Administração não pode demitir servidor se a comissão de inquérito sugeriu outra pena
A Terceira Seção do Superior Tribunal de Justiça (STJ) determinou a reintegração de patrulheiro da Polícia Rodoviária Federal (PRF) que havia sido demitido pelo Ministério da Justiça. A demissão do policial se deu sob a acusação de imprudência e imperícia na condução de uma ocorrência de atropelamento. Ele teria atirado acidentalmente e causado a morte de um dos curiosos ao apartar uma briga. O entendimento que prevaleceu na Seção é de que não pode haver discrepância entre a pena sugerida pela comissão de inquérito e a imposta pela Administração Pública.
O patrulheiro Clemildon Correia foi demitido em julho de 1999. O fato que motivou a demissão se deu um ano antes, na noite de 30 de julho de 1998. O policial foi acionado para atender a ocorrência de um acidente no entroncamento entre as rodovias BR 010 e 226, nas proximidades de Porto Franco, no Maranhão: um jovem havia sido morto ao se atirar debaixo de uma carreta em movimento.

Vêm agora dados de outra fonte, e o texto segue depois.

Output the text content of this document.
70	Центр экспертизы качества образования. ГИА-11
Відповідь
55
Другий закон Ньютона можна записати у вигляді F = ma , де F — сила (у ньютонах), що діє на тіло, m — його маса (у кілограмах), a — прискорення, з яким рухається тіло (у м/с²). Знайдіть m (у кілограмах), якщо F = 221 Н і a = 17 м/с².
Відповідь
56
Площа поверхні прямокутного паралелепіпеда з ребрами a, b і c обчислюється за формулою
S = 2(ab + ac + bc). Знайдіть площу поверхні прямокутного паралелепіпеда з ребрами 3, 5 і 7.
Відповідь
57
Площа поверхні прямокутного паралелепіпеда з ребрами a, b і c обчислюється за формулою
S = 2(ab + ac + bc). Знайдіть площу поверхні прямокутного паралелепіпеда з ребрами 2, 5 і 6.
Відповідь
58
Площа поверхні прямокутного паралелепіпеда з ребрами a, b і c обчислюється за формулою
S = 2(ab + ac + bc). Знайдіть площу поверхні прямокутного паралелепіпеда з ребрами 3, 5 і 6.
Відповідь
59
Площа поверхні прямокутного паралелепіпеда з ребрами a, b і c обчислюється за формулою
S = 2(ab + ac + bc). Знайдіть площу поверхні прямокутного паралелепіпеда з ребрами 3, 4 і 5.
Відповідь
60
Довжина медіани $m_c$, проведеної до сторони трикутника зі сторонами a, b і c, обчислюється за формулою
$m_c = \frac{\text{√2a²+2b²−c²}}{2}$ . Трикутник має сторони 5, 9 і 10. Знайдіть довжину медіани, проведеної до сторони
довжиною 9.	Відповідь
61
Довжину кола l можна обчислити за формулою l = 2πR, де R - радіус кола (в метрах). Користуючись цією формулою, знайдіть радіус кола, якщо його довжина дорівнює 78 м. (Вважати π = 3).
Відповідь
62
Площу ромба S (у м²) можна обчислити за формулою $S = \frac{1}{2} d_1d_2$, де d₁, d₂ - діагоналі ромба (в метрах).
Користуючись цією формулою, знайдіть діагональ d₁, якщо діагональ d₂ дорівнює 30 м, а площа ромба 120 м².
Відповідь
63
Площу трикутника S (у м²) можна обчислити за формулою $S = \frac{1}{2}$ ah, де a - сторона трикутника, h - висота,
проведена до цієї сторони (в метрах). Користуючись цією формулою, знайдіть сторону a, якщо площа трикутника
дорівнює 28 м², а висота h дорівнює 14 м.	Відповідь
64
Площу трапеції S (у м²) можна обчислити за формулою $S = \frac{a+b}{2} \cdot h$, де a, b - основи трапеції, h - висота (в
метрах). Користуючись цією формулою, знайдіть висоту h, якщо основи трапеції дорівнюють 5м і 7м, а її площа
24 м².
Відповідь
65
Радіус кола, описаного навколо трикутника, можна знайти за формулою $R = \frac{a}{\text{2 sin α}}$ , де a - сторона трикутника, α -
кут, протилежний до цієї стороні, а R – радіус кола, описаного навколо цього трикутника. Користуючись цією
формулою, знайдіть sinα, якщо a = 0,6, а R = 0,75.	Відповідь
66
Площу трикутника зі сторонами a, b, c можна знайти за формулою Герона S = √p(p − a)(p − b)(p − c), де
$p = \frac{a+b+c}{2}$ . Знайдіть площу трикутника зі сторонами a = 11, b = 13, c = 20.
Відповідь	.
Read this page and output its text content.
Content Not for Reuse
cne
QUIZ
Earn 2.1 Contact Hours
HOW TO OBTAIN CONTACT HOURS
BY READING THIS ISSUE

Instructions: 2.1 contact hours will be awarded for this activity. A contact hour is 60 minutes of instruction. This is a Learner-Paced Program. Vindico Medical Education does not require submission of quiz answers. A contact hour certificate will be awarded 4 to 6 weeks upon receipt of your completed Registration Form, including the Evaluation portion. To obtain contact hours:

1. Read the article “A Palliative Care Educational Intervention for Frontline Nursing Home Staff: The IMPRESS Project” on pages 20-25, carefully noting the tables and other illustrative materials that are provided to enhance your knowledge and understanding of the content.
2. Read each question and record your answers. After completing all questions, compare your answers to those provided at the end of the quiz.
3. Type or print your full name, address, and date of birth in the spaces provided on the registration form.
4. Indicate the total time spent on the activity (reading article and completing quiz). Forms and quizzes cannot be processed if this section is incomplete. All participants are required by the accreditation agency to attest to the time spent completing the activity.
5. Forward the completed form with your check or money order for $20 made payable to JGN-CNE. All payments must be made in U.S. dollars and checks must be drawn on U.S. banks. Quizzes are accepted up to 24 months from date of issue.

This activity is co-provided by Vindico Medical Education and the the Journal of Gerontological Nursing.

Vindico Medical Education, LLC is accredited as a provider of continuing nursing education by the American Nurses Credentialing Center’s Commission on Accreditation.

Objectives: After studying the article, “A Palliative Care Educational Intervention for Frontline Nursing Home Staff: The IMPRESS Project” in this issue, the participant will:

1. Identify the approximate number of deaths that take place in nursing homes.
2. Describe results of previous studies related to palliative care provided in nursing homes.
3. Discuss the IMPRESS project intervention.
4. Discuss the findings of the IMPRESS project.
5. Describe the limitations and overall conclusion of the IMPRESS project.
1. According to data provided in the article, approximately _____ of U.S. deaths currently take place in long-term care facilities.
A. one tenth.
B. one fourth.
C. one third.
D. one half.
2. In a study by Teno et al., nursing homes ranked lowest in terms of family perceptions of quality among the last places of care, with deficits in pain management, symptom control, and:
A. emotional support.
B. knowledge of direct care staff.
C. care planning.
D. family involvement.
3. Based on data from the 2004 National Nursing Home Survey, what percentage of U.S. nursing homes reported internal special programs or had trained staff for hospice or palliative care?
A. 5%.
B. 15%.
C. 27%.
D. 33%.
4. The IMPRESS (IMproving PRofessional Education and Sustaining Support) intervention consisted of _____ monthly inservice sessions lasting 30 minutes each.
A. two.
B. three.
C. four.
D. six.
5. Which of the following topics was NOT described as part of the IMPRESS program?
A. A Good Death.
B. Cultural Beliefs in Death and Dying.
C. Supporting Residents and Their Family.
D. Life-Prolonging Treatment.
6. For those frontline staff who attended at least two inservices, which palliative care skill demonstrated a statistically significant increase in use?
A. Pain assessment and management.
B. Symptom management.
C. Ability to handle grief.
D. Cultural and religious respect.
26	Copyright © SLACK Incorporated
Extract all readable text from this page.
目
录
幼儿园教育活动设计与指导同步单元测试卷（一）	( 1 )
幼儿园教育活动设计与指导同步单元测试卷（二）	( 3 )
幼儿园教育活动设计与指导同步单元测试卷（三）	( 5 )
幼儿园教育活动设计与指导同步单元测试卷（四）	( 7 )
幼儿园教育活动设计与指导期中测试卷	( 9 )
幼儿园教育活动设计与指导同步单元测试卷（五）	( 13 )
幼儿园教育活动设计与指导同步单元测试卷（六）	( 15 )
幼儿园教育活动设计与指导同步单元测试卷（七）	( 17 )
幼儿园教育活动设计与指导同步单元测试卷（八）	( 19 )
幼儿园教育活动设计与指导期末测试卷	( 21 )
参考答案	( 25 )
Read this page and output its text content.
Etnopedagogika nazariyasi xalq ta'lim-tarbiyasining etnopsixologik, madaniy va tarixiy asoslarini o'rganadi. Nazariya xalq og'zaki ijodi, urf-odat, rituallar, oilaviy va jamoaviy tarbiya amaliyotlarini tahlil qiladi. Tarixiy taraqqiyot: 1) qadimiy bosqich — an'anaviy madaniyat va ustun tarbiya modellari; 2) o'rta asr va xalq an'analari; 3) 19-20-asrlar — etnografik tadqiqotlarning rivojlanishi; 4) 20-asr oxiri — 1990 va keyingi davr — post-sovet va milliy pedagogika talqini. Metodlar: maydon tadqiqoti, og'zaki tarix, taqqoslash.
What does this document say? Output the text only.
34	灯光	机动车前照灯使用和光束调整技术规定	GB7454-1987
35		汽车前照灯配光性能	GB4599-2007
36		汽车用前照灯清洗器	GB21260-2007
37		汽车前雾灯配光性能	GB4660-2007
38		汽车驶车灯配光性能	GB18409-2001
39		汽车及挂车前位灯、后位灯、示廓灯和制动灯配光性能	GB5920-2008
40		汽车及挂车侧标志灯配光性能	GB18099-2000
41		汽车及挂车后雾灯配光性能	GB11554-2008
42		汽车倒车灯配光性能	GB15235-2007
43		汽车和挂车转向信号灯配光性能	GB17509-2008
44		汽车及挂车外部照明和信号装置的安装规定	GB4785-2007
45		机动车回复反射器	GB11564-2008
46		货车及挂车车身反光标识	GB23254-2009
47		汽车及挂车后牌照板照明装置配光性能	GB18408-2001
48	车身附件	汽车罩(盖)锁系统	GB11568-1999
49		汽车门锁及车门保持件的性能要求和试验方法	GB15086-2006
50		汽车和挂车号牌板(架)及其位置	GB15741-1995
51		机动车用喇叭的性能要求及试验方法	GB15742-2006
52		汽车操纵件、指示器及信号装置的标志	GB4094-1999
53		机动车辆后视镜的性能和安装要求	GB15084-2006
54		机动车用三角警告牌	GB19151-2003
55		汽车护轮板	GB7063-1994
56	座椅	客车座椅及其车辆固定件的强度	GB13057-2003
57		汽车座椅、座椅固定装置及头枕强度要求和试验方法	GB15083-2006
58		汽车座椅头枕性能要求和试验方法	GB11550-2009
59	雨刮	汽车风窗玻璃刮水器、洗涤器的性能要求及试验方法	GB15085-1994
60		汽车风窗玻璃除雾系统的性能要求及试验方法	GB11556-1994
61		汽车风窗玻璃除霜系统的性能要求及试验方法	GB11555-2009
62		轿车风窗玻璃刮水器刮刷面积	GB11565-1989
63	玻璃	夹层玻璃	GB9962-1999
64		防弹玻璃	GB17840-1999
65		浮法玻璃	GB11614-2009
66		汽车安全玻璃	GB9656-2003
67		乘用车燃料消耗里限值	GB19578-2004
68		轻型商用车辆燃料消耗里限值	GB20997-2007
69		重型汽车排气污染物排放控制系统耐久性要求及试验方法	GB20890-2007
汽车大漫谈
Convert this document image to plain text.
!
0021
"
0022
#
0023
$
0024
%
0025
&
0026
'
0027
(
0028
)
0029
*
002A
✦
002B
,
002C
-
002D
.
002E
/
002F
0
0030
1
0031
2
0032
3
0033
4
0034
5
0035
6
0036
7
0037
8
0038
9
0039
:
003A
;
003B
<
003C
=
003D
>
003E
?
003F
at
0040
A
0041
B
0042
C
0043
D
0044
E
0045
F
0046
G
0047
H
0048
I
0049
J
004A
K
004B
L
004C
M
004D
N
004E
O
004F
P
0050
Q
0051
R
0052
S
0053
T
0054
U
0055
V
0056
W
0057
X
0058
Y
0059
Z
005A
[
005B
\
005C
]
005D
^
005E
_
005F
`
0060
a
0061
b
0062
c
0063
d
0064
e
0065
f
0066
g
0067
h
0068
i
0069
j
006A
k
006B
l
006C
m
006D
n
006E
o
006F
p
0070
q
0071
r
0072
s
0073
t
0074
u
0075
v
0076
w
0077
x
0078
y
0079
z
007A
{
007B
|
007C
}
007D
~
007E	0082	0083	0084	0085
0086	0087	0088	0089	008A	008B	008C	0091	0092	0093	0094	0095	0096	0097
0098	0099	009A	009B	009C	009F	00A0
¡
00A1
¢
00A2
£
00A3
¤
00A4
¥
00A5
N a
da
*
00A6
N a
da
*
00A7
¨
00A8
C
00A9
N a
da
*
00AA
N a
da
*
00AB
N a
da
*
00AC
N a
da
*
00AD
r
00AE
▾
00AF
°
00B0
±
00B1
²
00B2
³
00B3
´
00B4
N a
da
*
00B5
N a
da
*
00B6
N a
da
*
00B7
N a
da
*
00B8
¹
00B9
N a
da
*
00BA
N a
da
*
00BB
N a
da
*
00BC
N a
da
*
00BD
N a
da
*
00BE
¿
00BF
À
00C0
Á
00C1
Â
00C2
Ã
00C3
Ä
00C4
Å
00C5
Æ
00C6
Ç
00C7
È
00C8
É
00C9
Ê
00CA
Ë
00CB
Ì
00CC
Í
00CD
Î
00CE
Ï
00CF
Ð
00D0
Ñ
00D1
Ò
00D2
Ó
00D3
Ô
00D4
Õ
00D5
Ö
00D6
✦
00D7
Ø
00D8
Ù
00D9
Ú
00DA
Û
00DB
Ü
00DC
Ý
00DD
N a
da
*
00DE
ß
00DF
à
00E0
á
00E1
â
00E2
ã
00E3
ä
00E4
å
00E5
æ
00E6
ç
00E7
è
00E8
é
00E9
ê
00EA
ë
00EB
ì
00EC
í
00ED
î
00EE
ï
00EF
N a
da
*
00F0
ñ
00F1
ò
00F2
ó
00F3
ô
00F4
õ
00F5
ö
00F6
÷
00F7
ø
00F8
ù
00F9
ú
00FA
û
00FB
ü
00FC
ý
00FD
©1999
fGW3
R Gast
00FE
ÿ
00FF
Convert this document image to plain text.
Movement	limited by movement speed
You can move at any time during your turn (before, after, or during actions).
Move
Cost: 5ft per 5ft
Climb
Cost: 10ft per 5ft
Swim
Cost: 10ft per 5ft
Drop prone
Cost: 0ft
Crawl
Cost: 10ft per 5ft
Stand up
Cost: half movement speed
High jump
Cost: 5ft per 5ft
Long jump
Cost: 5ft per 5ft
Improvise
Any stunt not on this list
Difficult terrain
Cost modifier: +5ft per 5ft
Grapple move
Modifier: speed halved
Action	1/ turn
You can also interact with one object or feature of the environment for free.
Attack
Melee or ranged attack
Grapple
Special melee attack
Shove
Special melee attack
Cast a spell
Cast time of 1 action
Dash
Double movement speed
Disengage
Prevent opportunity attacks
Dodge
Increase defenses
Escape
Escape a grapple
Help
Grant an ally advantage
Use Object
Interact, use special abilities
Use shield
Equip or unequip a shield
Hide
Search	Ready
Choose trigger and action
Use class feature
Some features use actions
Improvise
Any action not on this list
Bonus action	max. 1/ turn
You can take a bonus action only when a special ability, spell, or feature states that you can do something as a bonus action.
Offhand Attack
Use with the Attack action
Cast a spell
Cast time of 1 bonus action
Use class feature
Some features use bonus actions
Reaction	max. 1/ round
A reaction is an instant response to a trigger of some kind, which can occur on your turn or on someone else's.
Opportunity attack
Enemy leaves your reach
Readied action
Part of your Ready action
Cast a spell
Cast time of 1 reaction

Uma grande aglomeração de pessoas se encontrava no local do acidente, quando dois irmãos começaram uma briga no meio da pista. Ao efetuar um tiro para cima visando parar a briga e dispersar a multidão, Clemildon foi agredido pelos irmãos que tentaram tirar-lhe a arma. Na luta corporal, dois tiros foram deflagrados atingindo o tórax de um dos irmãos e a perna do outro. O patrulheiro socorreu ambas as vítimas, mas o jovem que recebeu o tiro no peito já chegou morto ao hospital. A ocorrência foi registrada pela Polícia Militar maranhense e foi aberto inquérito administrativo.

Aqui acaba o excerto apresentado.